Per ottenere giustizia dovette attendere il 15 settembre 1986: con il processo d’appello la Corte lo assolse con formula piena. Il 17 giugno 1987, a quattro anni dal suo arresto, la Cassazione confermò. Il ribaltamento della sentenza fu il risultato di un lavoro più appropriato di cui si fece carico Michele Morello, che avrebbe dovuto sostenere l’accusa. «Per comprendere la questione» precisò in seguito il magistrato «volli ricostruire il processo in ordine cronologico. Cominciai dalla prima dichiarazione fino all’ultima, rilevando che s’intrecciavano in maniera troppo sospetta». Sembrava che il secondo accusatore “copiasse” il primo e che il terzo facesse affidamento sulle parole del secondo. Del resto, stando tutti insieme alla caserma dei Carabinieri di Napoli, non dovette essere difficile confrontarsi (e concordare le versioni dei fatti) prima di riempire verbali di interrogatorio. «Perciò si trattò di verificare le circostanze che venivano descritte». Risultato? «I conti non tornavano. Di un centinaio di controlli, la maggior parte risultò senza riscontri e per gli altri trovammo indicazioni, addirittura, a favore dell’imputato». Questo lavoro non era possibile realizzarlo prima? «Anche i magistrati soffrono di simpatie e antipatie e Tortora, in aula, fece di tutto per dimostrarsi antipatico ricusando i giudici napoletani perché non si fidava di loro».

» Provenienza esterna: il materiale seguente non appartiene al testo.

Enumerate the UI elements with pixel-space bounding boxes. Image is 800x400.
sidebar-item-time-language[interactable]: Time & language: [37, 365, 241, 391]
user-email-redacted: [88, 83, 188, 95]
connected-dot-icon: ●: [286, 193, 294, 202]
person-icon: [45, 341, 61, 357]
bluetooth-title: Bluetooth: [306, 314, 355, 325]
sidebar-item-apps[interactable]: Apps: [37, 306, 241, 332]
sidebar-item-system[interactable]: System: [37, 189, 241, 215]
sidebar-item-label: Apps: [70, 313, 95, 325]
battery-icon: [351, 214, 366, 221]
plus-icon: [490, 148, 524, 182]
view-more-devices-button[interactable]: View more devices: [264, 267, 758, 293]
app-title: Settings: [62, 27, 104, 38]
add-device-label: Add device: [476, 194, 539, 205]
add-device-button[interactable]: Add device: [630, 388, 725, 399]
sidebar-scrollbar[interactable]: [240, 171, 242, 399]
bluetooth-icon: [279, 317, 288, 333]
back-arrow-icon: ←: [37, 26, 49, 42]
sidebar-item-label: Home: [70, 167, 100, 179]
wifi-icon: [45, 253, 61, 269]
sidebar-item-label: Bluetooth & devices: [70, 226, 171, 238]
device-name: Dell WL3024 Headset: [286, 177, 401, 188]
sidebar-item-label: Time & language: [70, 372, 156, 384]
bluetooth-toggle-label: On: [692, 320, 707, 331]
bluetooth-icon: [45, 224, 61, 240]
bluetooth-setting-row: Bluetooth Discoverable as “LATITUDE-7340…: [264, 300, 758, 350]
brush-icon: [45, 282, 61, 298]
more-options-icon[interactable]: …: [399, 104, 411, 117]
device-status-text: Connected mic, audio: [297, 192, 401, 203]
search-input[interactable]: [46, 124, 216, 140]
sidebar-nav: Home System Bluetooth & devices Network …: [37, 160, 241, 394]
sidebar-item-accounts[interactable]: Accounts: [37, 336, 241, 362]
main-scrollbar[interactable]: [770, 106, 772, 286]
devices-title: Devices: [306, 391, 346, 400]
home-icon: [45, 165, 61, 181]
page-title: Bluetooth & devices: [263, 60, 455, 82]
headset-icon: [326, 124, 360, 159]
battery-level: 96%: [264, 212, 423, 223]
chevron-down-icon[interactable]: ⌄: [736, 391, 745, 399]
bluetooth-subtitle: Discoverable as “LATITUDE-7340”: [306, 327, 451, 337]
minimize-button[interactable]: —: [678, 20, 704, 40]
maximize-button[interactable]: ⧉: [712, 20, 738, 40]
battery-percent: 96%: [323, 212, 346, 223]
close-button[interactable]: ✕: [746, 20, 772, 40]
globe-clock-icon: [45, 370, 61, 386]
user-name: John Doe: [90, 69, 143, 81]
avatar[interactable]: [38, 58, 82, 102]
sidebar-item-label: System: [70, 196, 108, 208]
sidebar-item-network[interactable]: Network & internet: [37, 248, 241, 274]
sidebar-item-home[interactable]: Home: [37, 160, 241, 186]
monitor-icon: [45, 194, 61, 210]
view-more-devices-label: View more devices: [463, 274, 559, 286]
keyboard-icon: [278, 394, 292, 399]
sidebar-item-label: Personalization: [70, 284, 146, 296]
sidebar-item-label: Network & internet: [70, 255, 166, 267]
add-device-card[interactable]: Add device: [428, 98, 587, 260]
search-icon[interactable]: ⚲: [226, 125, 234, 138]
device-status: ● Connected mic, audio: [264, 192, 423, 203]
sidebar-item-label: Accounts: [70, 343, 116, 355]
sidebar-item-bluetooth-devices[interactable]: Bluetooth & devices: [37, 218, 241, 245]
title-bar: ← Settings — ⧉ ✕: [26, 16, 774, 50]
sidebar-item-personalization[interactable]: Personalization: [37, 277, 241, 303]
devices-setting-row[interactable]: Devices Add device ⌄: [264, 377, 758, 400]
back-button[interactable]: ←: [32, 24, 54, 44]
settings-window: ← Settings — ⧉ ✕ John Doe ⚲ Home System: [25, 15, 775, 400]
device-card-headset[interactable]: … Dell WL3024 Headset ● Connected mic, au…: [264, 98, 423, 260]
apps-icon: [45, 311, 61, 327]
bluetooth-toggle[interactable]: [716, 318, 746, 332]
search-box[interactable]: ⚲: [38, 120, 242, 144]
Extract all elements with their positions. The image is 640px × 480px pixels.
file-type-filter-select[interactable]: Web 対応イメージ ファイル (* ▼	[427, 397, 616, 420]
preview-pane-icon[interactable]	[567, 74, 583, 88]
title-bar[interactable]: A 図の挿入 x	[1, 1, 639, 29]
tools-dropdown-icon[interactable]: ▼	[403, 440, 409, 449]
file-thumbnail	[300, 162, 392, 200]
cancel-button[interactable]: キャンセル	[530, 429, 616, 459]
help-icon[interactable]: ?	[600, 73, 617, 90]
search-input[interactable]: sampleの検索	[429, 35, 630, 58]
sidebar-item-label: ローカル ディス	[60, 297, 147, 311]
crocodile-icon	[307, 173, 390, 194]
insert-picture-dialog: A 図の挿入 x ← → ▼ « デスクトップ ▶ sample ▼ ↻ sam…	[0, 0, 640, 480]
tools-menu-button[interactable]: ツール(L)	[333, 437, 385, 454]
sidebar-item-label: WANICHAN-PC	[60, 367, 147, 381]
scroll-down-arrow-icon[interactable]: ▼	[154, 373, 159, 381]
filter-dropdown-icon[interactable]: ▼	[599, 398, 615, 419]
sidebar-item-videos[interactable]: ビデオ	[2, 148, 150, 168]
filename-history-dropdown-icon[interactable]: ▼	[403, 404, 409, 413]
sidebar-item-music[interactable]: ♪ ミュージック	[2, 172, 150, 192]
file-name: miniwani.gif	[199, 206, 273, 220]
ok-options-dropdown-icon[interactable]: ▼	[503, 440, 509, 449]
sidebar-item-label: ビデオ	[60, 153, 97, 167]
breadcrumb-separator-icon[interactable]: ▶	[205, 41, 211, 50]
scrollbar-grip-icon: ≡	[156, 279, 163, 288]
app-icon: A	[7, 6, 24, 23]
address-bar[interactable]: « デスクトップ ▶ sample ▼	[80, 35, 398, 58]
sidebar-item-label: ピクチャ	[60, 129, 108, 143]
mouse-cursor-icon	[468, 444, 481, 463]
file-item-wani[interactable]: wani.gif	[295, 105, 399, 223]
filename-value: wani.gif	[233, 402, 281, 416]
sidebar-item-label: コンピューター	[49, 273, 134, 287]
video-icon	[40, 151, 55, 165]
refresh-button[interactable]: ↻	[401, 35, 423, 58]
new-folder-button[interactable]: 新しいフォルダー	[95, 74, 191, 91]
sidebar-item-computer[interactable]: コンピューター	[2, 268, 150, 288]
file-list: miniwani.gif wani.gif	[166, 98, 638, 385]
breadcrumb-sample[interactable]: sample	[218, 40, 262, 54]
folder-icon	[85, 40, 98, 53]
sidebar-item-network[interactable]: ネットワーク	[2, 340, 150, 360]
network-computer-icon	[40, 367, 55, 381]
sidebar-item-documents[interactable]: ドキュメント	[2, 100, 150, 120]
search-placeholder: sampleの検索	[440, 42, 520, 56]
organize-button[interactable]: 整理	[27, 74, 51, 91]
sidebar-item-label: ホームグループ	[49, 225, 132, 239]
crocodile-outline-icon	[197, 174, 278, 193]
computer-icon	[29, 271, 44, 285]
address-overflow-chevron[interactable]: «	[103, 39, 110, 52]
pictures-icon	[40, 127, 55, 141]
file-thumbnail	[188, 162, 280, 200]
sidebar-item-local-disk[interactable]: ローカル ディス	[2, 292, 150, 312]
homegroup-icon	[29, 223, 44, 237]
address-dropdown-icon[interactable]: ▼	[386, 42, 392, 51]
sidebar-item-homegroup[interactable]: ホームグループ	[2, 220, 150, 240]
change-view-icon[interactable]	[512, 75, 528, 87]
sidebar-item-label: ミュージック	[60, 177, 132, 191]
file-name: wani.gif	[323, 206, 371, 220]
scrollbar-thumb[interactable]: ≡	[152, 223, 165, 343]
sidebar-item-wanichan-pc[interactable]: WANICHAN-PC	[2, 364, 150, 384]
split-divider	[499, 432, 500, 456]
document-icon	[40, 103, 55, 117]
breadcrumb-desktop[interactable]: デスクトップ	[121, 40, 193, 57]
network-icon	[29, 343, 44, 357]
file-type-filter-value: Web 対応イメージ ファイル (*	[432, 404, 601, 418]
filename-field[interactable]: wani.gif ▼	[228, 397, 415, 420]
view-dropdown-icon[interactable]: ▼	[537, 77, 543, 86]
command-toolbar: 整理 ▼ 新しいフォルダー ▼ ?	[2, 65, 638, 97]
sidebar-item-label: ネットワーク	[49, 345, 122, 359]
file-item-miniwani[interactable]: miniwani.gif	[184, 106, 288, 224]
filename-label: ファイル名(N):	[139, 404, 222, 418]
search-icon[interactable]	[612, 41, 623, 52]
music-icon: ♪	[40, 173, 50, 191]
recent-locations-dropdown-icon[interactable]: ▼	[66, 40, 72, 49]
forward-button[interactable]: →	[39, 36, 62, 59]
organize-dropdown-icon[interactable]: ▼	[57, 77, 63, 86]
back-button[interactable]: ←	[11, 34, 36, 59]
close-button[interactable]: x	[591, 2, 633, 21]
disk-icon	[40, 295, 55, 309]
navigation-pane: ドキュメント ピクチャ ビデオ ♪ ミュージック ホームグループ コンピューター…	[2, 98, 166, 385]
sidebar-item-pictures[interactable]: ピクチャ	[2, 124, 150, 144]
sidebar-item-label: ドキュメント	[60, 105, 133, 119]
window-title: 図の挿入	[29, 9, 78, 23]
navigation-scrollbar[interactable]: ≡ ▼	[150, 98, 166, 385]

In realtà, tutti quelli con qualche dimestichezza per le procedure giudiziarie erano già convinti che le accuse si appoggiassero sul nulla. E che l’errore consistette nel trascinarla per le lunghe.

Restaurato nell’onore, Enzo Tortora rifiutò offerte di lavoro anche molto vantaggiose. Volle ritornare a Portobello per rivolgersi di nuovo al suo pubblico in un attesissimo «Dunque, dove eravamo rimasti?». Aveva lo sguardo provato ma gli scintillavano gli occhi. Trafitto nel fisico ma fiero nel morale.

Dicono che non esistono prove che la sua morte per cancro (18 maggio 1988) sia stata provocata dal calvario subìto. Ma non servono esperti per intuire che le ingiustizie possono accendere il detonatore di malattie latenti. E renderle irreversibili.